I lavoratori rimossi da Pristina Aeroporto indirizzo Corte costituzionale

I lavoratori licenziati all'Aeroport di giovedì si sono rivolti alla Corte costituzionale. I loro incidenti comportano decisioni di evacuazione e quelle di tribunali, che differiscono l'uno dall'altro, a seconda dell'istanza. I lavoratori hanno avvertito più radicali azioni sindacali se la Costituzione non decide a loro favore circa 100 [...]
I lavoratori licenziati all'Aeroport di giovedì si sono rivolti alla Corte costituzionale. I loro incidenti comportano decisioni di evacuazione e quelle di tribunali, che differiscono l'uno dall'altro, a seconda dell'istanza. I lavoratori hanno avvertito azioni sindacali più radicali se la Costituzione non decide a loro favore
Circa 100 lavoratori dell'aeroporto internazionale di Pristina “Adem Jashari” hanno affrontato la Corte costituzionale.
Il giovedì, si sono lamentati in questa istituzione di licenziamenti e varie decisioni giudiziarie su di loro.

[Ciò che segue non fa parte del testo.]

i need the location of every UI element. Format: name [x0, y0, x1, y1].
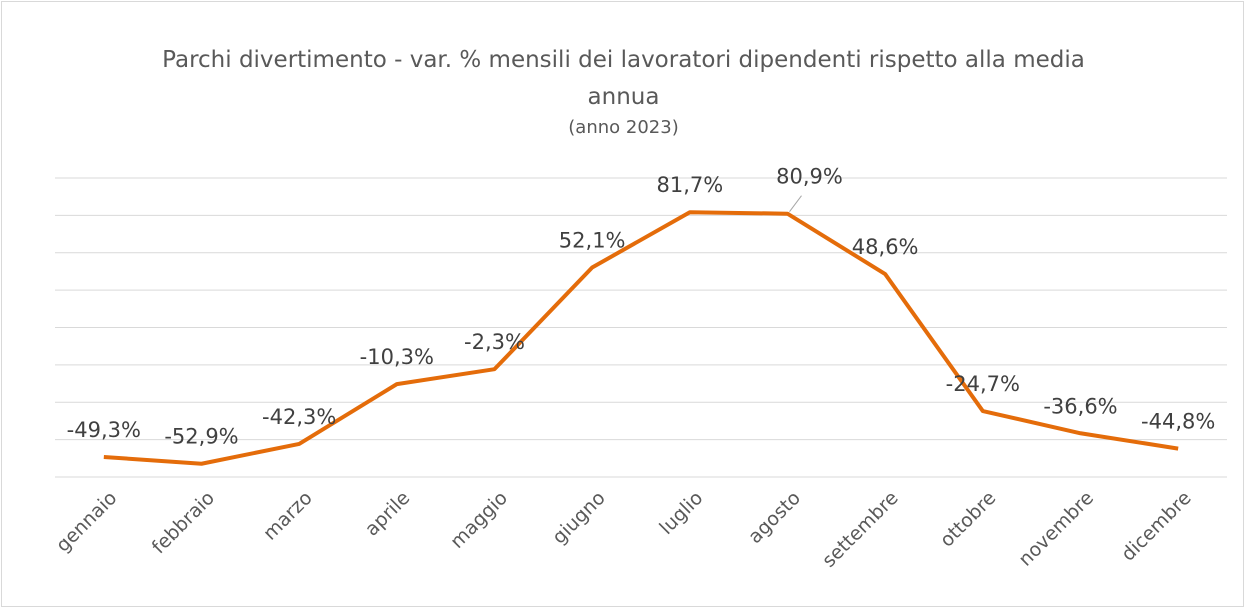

“hanno preso decisioni positive, mentre andando alla Corte di Appello i lavoratori aeroportuali hanno cominciato a prendere decisioni diverse in occasioni simili. Si fanno positivi, diventano negativi. Anche questo ci lascia in dubbio che anche i giudici hanno cominciato a schierarsi con il fuoco, l'aeroporto. Alcuni giudici hanno detto Bahshim Latifi, presidente dell'Unione dei lavoratori dell'aeroporto.
Secondo il presidente dell'Unione dei lavoratori dell'aeroporto, la loro partenza è stata fatta in rappresaglia per gli scioperi tenuti nel 2019.
Ha avvertito la gravità dell'azione sindacale se la Costituzione non decide a favore dei lavoratori.
Saremo più radicali, radicalizzare le nostre azioni, perché sono circa 100 lavoratori all'aeroporto abbandonato, la prima linea di scioperi, solo perché hanno partecipato agli scioperi
Latifi ha detto che la situazione dei lavoratori sfollati non è buona. Ha anche detto che anche coloro che lavorano all'aeroporto sono di fronte alla pressione a causa delle loro azioni sindacali.